Este proyecto se basa en el acompañamiento a estas personas una vez salen de las viviendas tuteladas, con una atención domiciliaria y la inclusión en los programas de la asociación y del barrio. «Nuestro proyecto consiste en trabajar su relación con la comunidad, en seguir sus actividades del día a día, en continuar con la adherencia al tratamiento de salud mental y en garantizar a través de itinerarios sociolaborales su inserción social y laboral», explica Javier Vilalta, director de Àmbit, sobre su iniciativa «Nuevos itinerarios en viviendas independientes para personas con enfermedad mental».

Para impulsar este proyecto, Fundación «la Caixa» ha concedido a la asociación 24.000 euros como parte de su convocatoria de Viviendas de inclusión social 2021, una ayuda que tiene como objetivo contribuir en la superación de los retos residenciales actuales, especialmente con los colectivos más vulnerables, y fomentar así su empoderamiento y autonomía personal.
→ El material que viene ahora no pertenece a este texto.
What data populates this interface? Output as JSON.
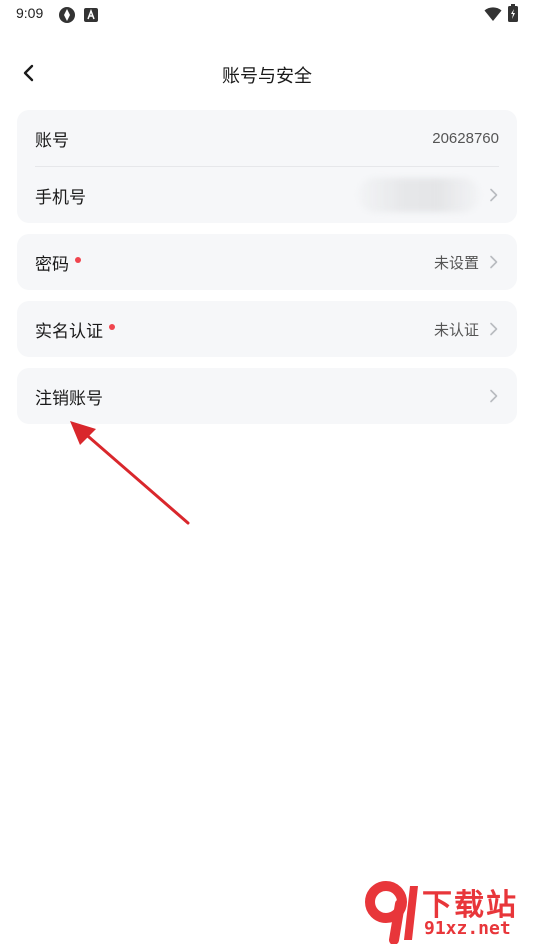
{
  "status_bar": {
    "time": "9:09"
  },
  "header": {
    "title": "账号与安全"
  },
  "account_card": {
    "account_label": "账号",
    "account_value": "20628760",
    "phone_label": "手机号"
  },
  "password_card": {
    "label": "密码",
    "value": "未设置"
  },
  "realname_card": {
    "label": "实名认证",
    "value": "未认证"
  },
  "cancel_card": {
    "label": "注销账号"
  },
  "watermark": {
    "line1": "下载站",
    "line2": "91xz.net"
  },
  "colors": {
    "red_dot": "#f0454e",
    "annotation_arrow": "#d9272c",
    "card_bg": "#f6f7f9"
  }
}
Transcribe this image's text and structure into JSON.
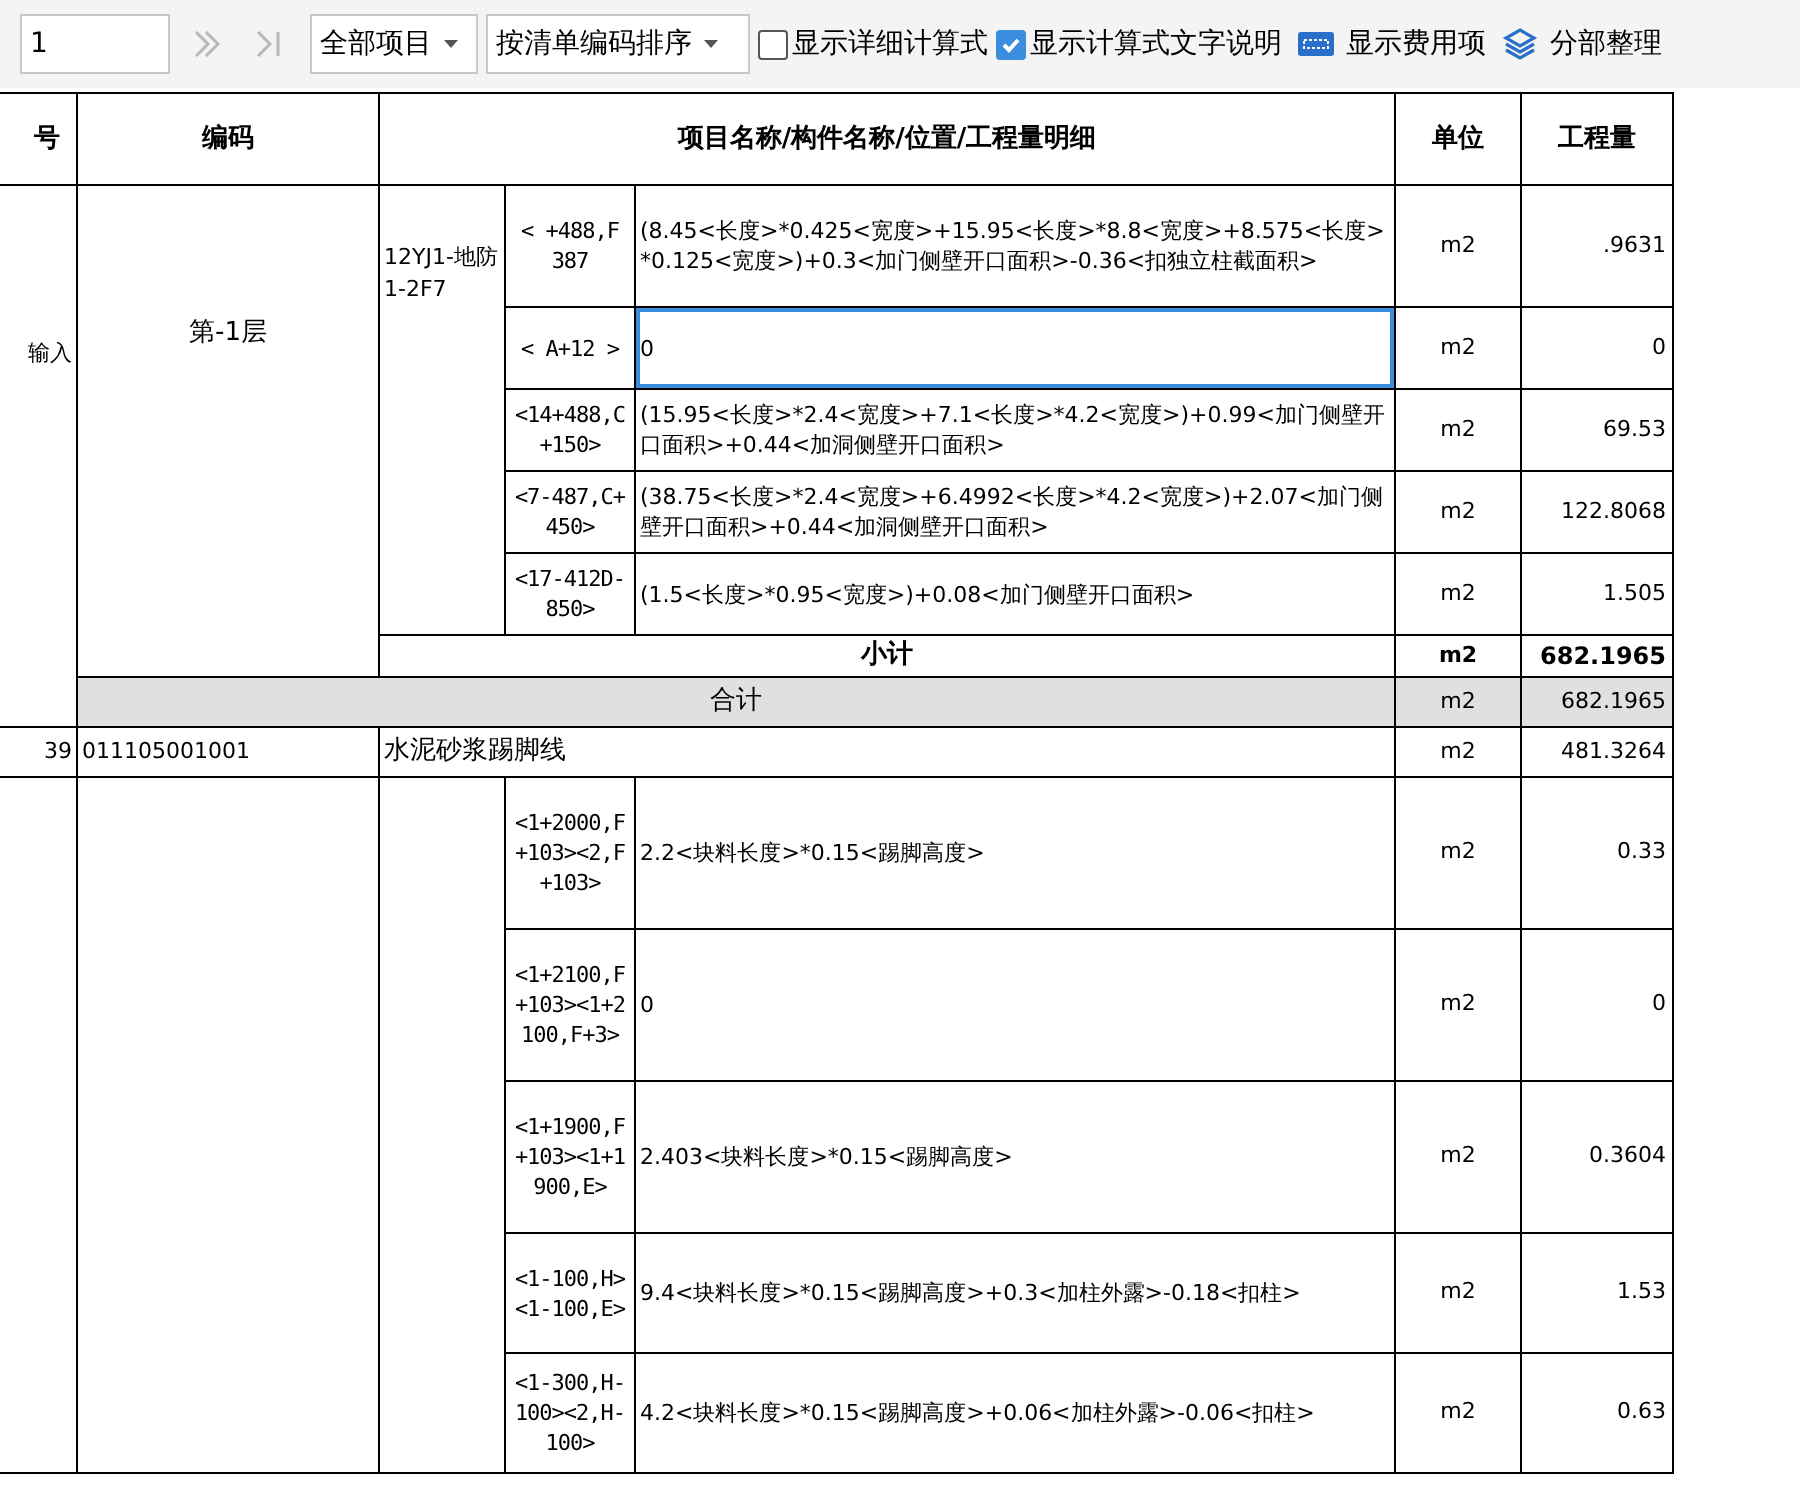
{
  "toolbar": {
    "page_input": "1",
    "dropdowns": [
      {
        "value": "全部项目"
      },
      {
        "value": "按清单编码排序"
      }
    ],
    "checkboxes": [
      {
        "label": "显示详细计算式",
        "checked": false
      },
      {
        "label": "显示计算式文字说明",
        "checked": true
      }
    ],
    "actions": [
      {
        "label": "显示费用项",
        "kind": "fees"
      },
      {
        "label": "分部整理",
        "kind": "layers"
      }
    ]
  },
  "table": {
    "columns": [
      "号",
      "编码",
      "项目名称/构件名称/位置/工程量明细",
      "单位",
      "工程量"
    ],
    "groups": [
      {
        "index": "输入",
        "code": "第-1层",
        "name": "12YJ1-地防1-2F7",
        "details": [
          {
            "location": "< +488,F 387",
            "formula": "(8.45<长度>*0.425<宽度>+15.95<长度>*8.8<宽度>+8.575<长度>*0.125<宽度>)+0.3<加门侧壁开口面积>-0.36<扣独立柱截面积>",
            "unit": "m2",
            "quantity": ".9631",
            "selected": false
          },
          {
            "location": "< A+12 >",
            "formula": "0",
            "unit": "m2",
            "quantity": "0",
            "selected": true
          },
          {
            "location": "<14+488,C+150>",
            "formula": "(15.95<长度>*2.4<宽度>+7.1<长度>*4.2<宽度>)+0.99<加门侧壁开口面积>+0.44<加洞侧壁开口面积>",
            "unit": "m2",
            "quantity": "69.53",
            "selected": false
          },
          {
            "location": "<7-487,C+450>",
            "formula": "(38.75<长度>*2.4<宽度>+6.4992<长度>*4.2<宽度>)+2.07<加门侧壁开口面积>+0.44<加洞侧壁开口面积>",
            "unit": "m2",
            "quantity": "122.8068",
            "selected": false
          },
          {
            "location": "<17-412D-850>",
            "formula": "(1.5<长度>*0.95<宽度>)+0.08<加门侧壁开口面积>",
            "unit": "m2",
            "quantity": "1.505",
            "selected": false
          }
        ],
        "subtotal": {
          "label": "小计",
          "unit": "m2",
          "quantity": "682.1965"
        }
      }
    ],
    "total": {
      "label": "合计",
      "unit": "m2",
      "quantity": "682.1965"
    },
    "item": {
      "index": "39",
      "code": "011105001001",
      "name": "水泥砂浆踢脚线",
      "unit": "m2",
      "quantity": "481.3264"
    },
    "item_details": [
      {
        "location": "<1+2000,F+103><2,F+103>",
        "formula": "2.2<块料长度>*0.15<踢脚高度>",
        "unit": "m2",
        "quantity": "0.33",
        "selected": false
      },
      {
        "location": "<1+2100,F+103><1+2100,F+3>",
        "formula": "0",
        "unit": "m2",
        "quantity": "0",
        "selected": false
      },
      {
        "location": "<1+1900,F+103><1+1900,E>",
        "formula": "2.403<块料长度>*0.15<踢脚高度>",
        "unit": "m2",
        "quantity": "0.3604",
        "selected": false
      },
      {
        "location": "<1-100,H><1-100,E>",
        "formula": "9.4<块料长度>*0.15<踢脚高度>+0.3<加柱外露>-0.18<扣柱>",
        "unit": "m2",
        "quantity": "1.53",
        "selected": false
      },
      {
        "location": "<1-300,H-100><2,H-100>",
        "formula": "4.2<块料长度>*0.15<踢脚高度>+0.06<加柱外露>-0.06<扣柱>",
        "unit": "m2",
        "quantity": "0.63",
        "selected": false
      }
    ]
  }
}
Actualmente, Àmbit ya está atendiendo a unas 50 personas con las que trabajan para promover su vida autónoma e independiente, dándoles apoyo en la búsqueda de vivienda. Gracias a su esfuerzo, han conseguido que en los últimos 10 años ninguna de las personas que forman parte del programa haya vuelto a prisión. «Este acompañamiento es muy importante porque evita la reincidencia. Estas personas no tienen un entorno de apoyo y nosotros nos convertimos en su apoyo social en el día a día. Somos como una especie de familia para ellos», admite Vilalta.